The BEACON CRC study was a randomized, 3-arm, phase 3 study which evaluated triplet or doublet vs. investigator’s choice of irinotecan or FOLFIRI + CETUX in 665 pts with BRAFV600E mCRC. The triplet vs doublet efficacy comparison was a secondary endpoint (not formally powered). Analyses included efficacy (OS, ORR, depth of response, and progression-free survival [PFS]), multivariate modeling, safety, and quality of life (QOL) assessments (EORTC QOL Questionnaire (QLQ C30), Functional Assessment of Cancer Therapy Colon Cancer, EuroQol 5D 5L, and Patient Global Impression of Change).

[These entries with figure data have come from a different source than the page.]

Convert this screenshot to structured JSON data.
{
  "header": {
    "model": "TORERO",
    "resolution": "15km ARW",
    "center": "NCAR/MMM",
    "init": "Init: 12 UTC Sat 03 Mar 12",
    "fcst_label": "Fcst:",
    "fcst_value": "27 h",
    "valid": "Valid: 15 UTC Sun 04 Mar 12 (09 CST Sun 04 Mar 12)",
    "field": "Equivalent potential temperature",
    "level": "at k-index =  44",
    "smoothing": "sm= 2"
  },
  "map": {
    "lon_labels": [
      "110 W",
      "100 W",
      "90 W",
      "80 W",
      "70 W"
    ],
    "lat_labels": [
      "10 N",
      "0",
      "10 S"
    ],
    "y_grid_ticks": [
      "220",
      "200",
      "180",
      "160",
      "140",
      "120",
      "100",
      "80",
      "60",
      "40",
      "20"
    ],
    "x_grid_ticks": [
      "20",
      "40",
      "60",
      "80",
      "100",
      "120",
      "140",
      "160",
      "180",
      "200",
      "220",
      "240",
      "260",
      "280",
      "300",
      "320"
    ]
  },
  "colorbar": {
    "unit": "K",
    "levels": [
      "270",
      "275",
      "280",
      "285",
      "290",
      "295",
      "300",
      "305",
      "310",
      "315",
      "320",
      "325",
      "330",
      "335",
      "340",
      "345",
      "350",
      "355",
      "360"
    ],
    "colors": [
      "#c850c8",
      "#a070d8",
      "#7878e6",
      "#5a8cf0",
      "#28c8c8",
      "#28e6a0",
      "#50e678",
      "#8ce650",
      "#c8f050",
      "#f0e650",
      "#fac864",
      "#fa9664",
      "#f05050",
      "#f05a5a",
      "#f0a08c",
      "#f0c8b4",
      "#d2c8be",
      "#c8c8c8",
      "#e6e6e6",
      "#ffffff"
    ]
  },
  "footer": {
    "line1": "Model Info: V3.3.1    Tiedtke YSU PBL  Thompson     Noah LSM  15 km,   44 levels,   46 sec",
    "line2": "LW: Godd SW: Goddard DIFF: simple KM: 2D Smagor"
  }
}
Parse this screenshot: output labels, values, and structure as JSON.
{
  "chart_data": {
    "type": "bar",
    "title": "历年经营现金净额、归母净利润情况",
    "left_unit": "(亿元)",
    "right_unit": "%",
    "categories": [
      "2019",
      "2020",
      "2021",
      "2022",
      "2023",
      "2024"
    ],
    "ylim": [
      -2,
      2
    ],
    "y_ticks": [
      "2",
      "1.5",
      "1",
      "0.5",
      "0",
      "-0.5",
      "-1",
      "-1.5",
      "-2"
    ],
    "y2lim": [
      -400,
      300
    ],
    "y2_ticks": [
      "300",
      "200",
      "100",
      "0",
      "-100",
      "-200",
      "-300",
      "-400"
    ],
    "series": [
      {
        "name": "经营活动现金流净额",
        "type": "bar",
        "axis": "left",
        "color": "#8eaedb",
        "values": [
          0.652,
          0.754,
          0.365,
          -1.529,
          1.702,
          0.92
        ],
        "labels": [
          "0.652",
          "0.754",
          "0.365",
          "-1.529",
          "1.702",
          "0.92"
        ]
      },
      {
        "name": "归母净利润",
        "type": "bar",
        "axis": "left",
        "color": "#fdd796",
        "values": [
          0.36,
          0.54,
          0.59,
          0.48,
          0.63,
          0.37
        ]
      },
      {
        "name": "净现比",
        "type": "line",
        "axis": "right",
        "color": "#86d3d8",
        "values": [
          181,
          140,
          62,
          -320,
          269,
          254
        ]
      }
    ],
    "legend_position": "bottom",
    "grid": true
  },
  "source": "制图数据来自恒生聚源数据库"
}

224 and 220 pts were randomized to triplet and doublet, respectively. Median overall survival for triplet and doublet was 9.0 (95%CI: 8.0, 11.4) and 8.4 months (95%CI: 7.5, 11.0), respectively (HR:0.79 [95%CI: 0.59, 1.06]). ORR was 26% (95%CI: 18%, 35%) for triplet and 20% (95%CI: 13%,29%) for doublet. For pts with 1 prior therapy, ORR was 34% (95%CI: 23, 47) for triplet and 22% (95%CI: 14, 33) for doublet. Waterfall plots indicated that depth of response favored triplet. Grade 3+ adverse events (AE) were 58% in triplet and 50% in doublet. Rates of discontinuation due to an AE were similar (triplet: 7%; doublet: 8%), with median relative dose intensity maintained for both arms. There were no differences in QOL across 4 instruments. Some toxicities occurred less frequently with the triplet.
In BEACON CRC, triplet and doublet showed encouraging activity in BRAFV600E mCRC. Data suggest that the triplet offers improved efficacy vs doublet with some additional manageable toxicity and no impact on overall QOL. Further follow-up will better define the relative benefits of the regimens.